No wlasnie, teraz na ten temat. 
Wczoraj dostalam przesylke od mojej przyjaciolki, ktora to (przesylka nie przyjaciolka) mimo faktu bycia przesylka lotnicza wedrowala wiele tygodni do mnie...
Wedrowala az doszla i...  co za niespodzianka!!!!
Moja przyjaciolka zrobila mi bombowy prezent, malo sie nie przewrocilam.
Otoz dostalam bizuterie z kamieni mineralnych i to w pokaznej ilosci. 
Na razie roszyfrowalam tylko rodonit, aspis i rozowy kwarc i agat, ale jest tego wiecej.
No i od razu zakochalam sie w dwoch rzeczach, tak ze radosc byla wielka.
Tutaj juz nawet zona rybaka siedzi cicho, bo ilosc sprezentowanych rzeczy jest szalona.
A zreszta.... Zobaczcie sami...
 Piekne to, prawda???????
















niedziela, 28 czerwca 2015

Miniony tydzien i nie tylko...


Miniony tydzien byl pelen emocji, ale wszystko szczesliwie sie skonczylo!!!

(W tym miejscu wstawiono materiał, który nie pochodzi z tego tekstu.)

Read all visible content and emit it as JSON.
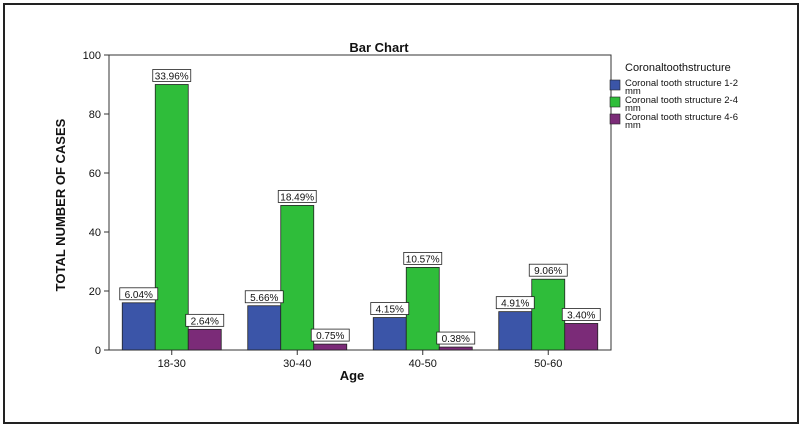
{
  "chart_data": {
    "type": "bar",
    "title": "Bar Chart",
    "xlabel": "Age",
    "ylabel": "TOTAL NUMBER OF CASES",
    "ylim": [
      0,
      100
    ],
    "yticks": [
      0,
      20,
      40,
      60,
      80,
      100
    ],
    "categories": [
      "18-30",
      "30-40",
      "40-50",
      "50-60"
    ],
    "legend_title": "Coronaltoothstructure",
    "legend_position": "top-right",
    "grid": false,
    "series": [
      {
        "name": "Coronal tooth structure 1-2 mm",
        "color": "#3b55a8",
        "values": [
          16,
          15,
          11,
          13
        ],
        "labels": [
          "6.04%",
          "5.66%",
          "4.15%",
          "4.91%"
        ]
      },
      {
        "name": "Coronal tooth structure 2-4 mm",
        "color": "#2fbd3a",
        "values": [
          90,
          49,
          28,
          24
        ],
        "labels": [
          "33.96%",
          "18.49%",
          "10.57%",
          "9.06%"
        ]
      },
      {
        "name": "Coronal tooth structure 4-6 mm",
        "color": "#7b2b78",
        "values": [
          7,
          2,
          1,
          9
        ],
        "labels": [
          "2.64%",
          "0.75%",
          "0.38%",
          "3.40%"
        ]
      }
    ]
  }
}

Na poczatek komputer. Pisze juz ten post na nowej rakiecie i prawde mowiac zachwycam sie
jaka to jest szybka i w ogole ho-ho-ho... Moj slubny nie dostal jeszcze rachunku za calosc (czyli za samo urzadzenie i za prace speca - ta jeszcze nie calkiem dokonczona ) wiec spi spokojnie, ale moze sie to zmienic :-( On i tak powtarza, ze jego siwe wlosy to moja wina...
Ale komputer mnie cieszy, nareszcie mam wszystkie programy graficzne i nie trzeba minutami czekac na wyniki takich czy innych posuniec.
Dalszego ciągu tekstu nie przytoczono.